Indeed the report includes a ludicrous attempt at balance when describing the challenges the RUC organization faced with  “an escalating campaign of ‘tit-for-tat’ sectarian violence”. At this stage we can only view that as the gaslighting of victims.

The RUC Special Branch was overseeing the distribution of weaponry, providing information on targets, running agents, protecting agents and doing it with British Security Service and the British army in a wholesale murder campaign, while in 1994 the whole world was engaged with prospects for peace in Ireland.

Theresa Clinton was murdered 20 weeks before the IRA ceasefire put into action a chain of events which would lead to the Good Friday Agreement in 1998. Weeks before the killing of Roseanne Mallon in East Tyrone, and Kathleen O’Hagan in West Tyrone. The deliberate targeting of republican women in 1994 by the British state needs to be accounted for.

Theresa’s family gathered here today have been a guiding light to all of us in the pursuit of truth and justice as an integral part of peace.
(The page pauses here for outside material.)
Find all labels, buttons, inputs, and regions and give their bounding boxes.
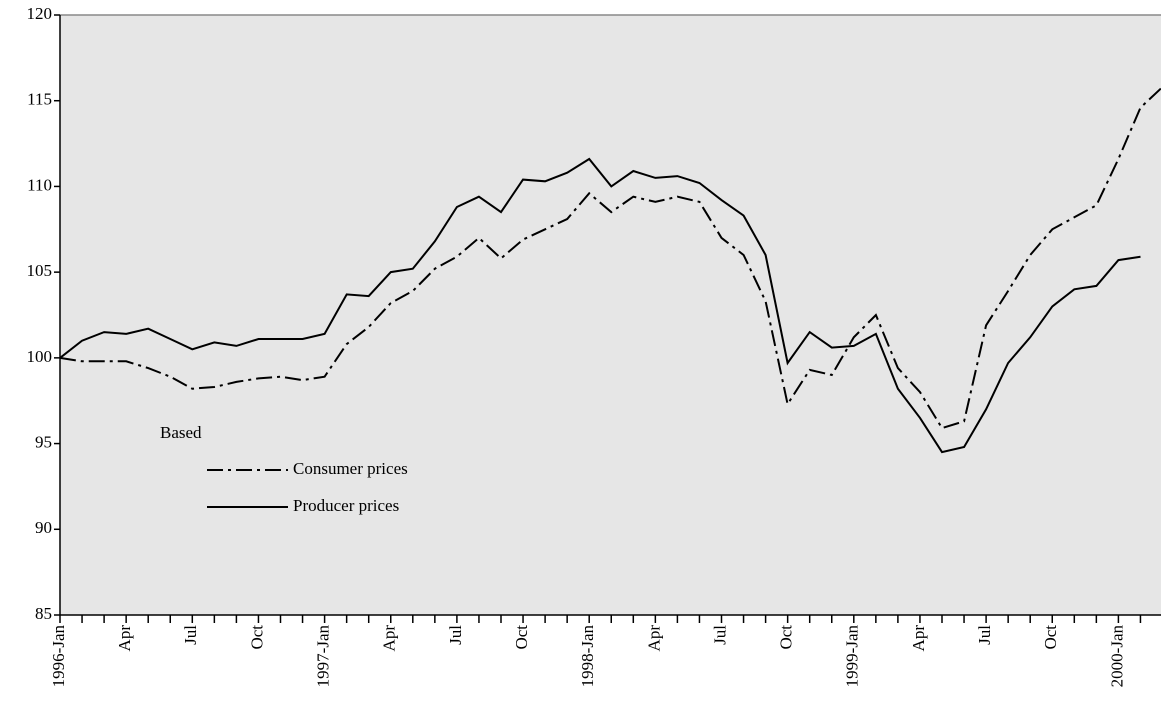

How can our commitments to human rights and peace be meaningful while the state policy of collusion and the murder of Theresa Clinton remain unaccounted for?
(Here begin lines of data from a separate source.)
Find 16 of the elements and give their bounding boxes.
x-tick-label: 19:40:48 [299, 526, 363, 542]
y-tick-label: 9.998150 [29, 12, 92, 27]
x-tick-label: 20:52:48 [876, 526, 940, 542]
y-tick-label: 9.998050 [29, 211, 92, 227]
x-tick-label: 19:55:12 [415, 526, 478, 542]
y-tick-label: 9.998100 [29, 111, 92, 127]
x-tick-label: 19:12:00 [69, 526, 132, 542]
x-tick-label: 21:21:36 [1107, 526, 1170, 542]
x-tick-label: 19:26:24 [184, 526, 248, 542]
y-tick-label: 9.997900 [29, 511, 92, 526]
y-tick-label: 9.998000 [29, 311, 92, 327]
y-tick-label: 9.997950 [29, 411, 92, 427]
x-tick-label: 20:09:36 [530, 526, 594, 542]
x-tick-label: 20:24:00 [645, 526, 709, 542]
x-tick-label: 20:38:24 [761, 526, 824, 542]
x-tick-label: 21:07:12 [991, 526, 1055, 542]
The Legacy Laws are designed to cover this up. To pretend we can treat each family in isolation and not address the policy context. Because to separate Theresa’s killing would mean not to notice Micky Gilbride, whose birthday it is today, or any of the others on the Ormeau Road, or Pat Finucane’s or Roseanne Mallons or Kathleen O’Hagans. And then we would not notice collusion.

And then the self serving lies of Tit for Tat or British clean hands and neutrality could win. Not on our watch.

This family with Theresa’s legacy of Jim, Roseann, Siobhán, Eimear, Róise, Cónan, Éanna, Treasa and Lonnán and Kevin and Niall – are to the front of every occasion supporting other families, demanding truth and justice. They are and should be our guiding light.

So from here on the Ormeau Road to Lagmore to Donegal there are Clintons, Murrays and O Ceallaighs guiding us, enriching us and informing us. The Legacy Laws are wrong, heinous and patently self serving to the British government. And together with all other families there is one message – We are never giving up.